Die Begrifflichkeit der IT-Forensik unterliegt kontinuierlich einem gewissen Wandel bzw. einer Weiterentwicklung und wird durch neue Einsatzgebiete dabei teilweise auch unschärfer. So lag am Anfang der Entwicklung dieses Bereiches der Fokus auf den Rechnern, auf denen der Vorfall stattgefunden hatte sowie auf den Rechnern, die für den Angriff genutzt worden sind. Mittlerweile werden allerdings nicht nur Vorgänge untersucht, bei denen eine Straftat mit einem Rechner erfolgt ist, sondern auch, ob ein Vorfall mit den Daten eines Rechners aufgeklärt werden kann. Bei der Erschleichung von Leistungen mithilfe eins manipulierten Dokuments, spielt die Untersuchung zum Beispiel des Rechners eine zentrale Rolle zur Aufklärung, ohne dass der Rechner für einen aktiven Angriff eingesetzt wurde, sondern lediglich für die Bearbeitung eines Dokumentes. Das Gleiche gilt auch, wenn eine Software oder ein Gerät verdächtigt wird, den Datenschutz zu verletzen. Ebenso gilt dies, wenn zunächst Funktionen und Kommunikationseigenschaften verstanden werden möchten, bevor diese in einem kritischen Bereich eingesetzt werden. Auch hier werden forensische Untersuchungen durchgeführt, ohne dass es einen Vorfall gab.
Grundprinzipien
Digitale Spuren sind zunächst als physische Spuren vorhanden – z. B. als Magnetisierung auf der Oberfläche einer Festplatte, als elektromagnetische Wellen auf einem Datenkabel oder als Ladezustand von Transistoren im Hauptspeicher. Daher müssen digitale Spuren zunächst extrahiert und in eine lesbare Form übersetzt werden. Dabei kann solch eine Transformation mehrmals stattfinden, bis die Daten in ein für Menschen lesbares Format umgewandelt worden sind. Durch diese mehrfache Interpretation kann es zu Fehlern bzw. Fehlinterpretationen kommen. Daher müssen etablierte Standards eingesetzt werden, um die Fehlerwahrscheinlichkeit zu minimieren.

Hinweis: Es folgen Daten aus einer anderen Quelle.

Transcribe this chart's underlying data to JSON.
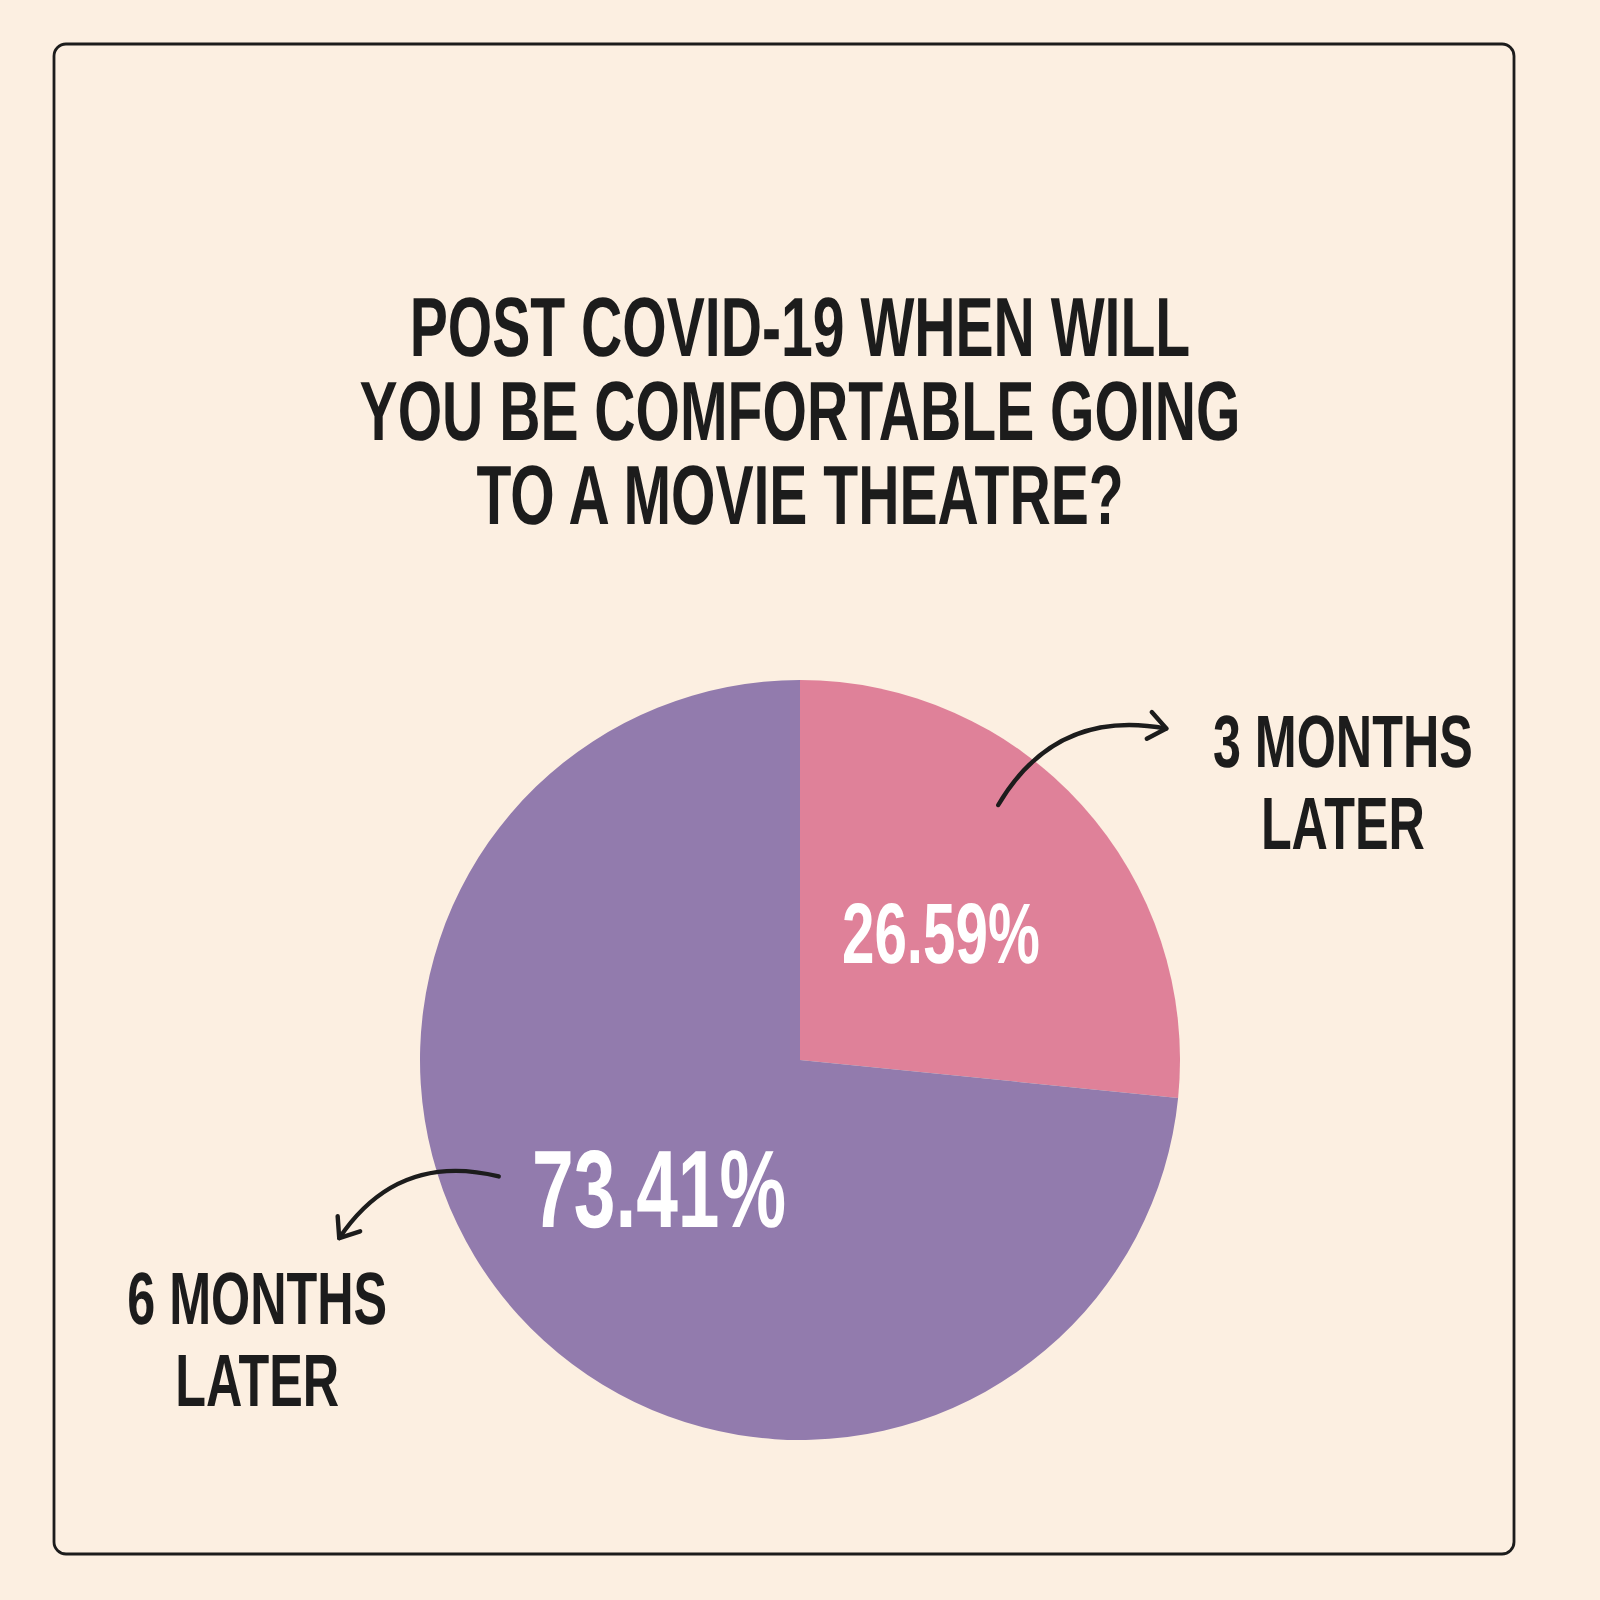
{
  "chart_data": {
    "type": "pie",
    "title": "POST COVID-19 WHEN WILL YOU BE COMFORTABLE GOING TO A MOVIE THEATRE?",
    "categories": [
      "3 MONTHS LATER",
      "6 MONTHS LATER"
    ],
    "values": [
      26.59,
      73.41
    ],
    "colors": [
      "#df8199",
      "#927bad"
    ],
    "value_labels": [
      "26.59%",
      "73.41%"
    ]
  }
}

Eine forensische Untersuchung wird mit dem Ziel durchgeführt, einen Vorgang in einem Rechnersystem zu untersuchen und zu protokollieren. Dazu gehören das Identifizieren, Sicherstellen, Selektieren und Analysieren von Spuren, die im weiteren Verlauf der Ermittlungen als Indizien bzw. Beweise verwendet werden können. Daher beantwortet eine forensische Untersuchung, ob ein bestimmter Vorgang mit einem Rechnersystem durchgeführt worden ist. Die unterschiedlichsten Systeme können der Gegenstand einer Untersuchung sein: ein Wearable (z.B. eine Smartwatch, um die Frage zu beantworten, ob der Träger zu einem bestimmten Zeitpunkt an einem bestimmten Ort war), ein Smartphone (z.B. um den Speicher zu analysieren und unrechtmäßig gemachte Fotos nachzuweisen), ein Notebook (z.B. um die Manipulation eines Dokuments nachzuweisen) oder ein Server (z.B. um die Logfiles zu analysieren und so die Verbreitung einer Schadsoftware nachzuweisen).
Analysemethoden
Bei der Post-Mortem Analyse findet die Untersuchung nach einem Vorfall statt. Dies geschieht im Wesentlichen durch die Untersuchung von Datenträgern der betroffenen Rechnersysteme. Eine Post-Mortem Analyse wird durchgeführt, wenn der flüchtige Speicher für den zu klärenden Vorfall nicht relevant ist oder dieser Vorfall schon sehr lange zurückliegt. Die Vorteile der Post-Mortem Analyse an einer forensischen Datenträgerkopie sind darin zu sehen, dass flüchtige Daten nicht aus Versehen zerstört werden können und der gesamte Analyseprozess bzw. der Tooleinsatz planbar ist, da die Informationen nicht verloren gehen können. Bei der Post-Mortem Analyse spielt die Untersuchung der Zeiten in den Metadaten eine wichtige Rolle. Da diese vom System beeinflusst werden, muss festgehalten werden, wie das System konfiguriert war. Dazu gehört z.B. welche Zeitzone eingestellt war und ob eine Synchronisation mit einem Zeitserver aktiviert war oder ob es eine lokale Verschiebung gab. Gleichzeitig gilt es zu beachten, dass sich die Betriebssysteme beim Setzen eines Zeitstempels unterschiedlich verhalten bzw. konfiguriert sein können. Zudem können die Zeitinformationen einer Datei leicht manipuliert werden.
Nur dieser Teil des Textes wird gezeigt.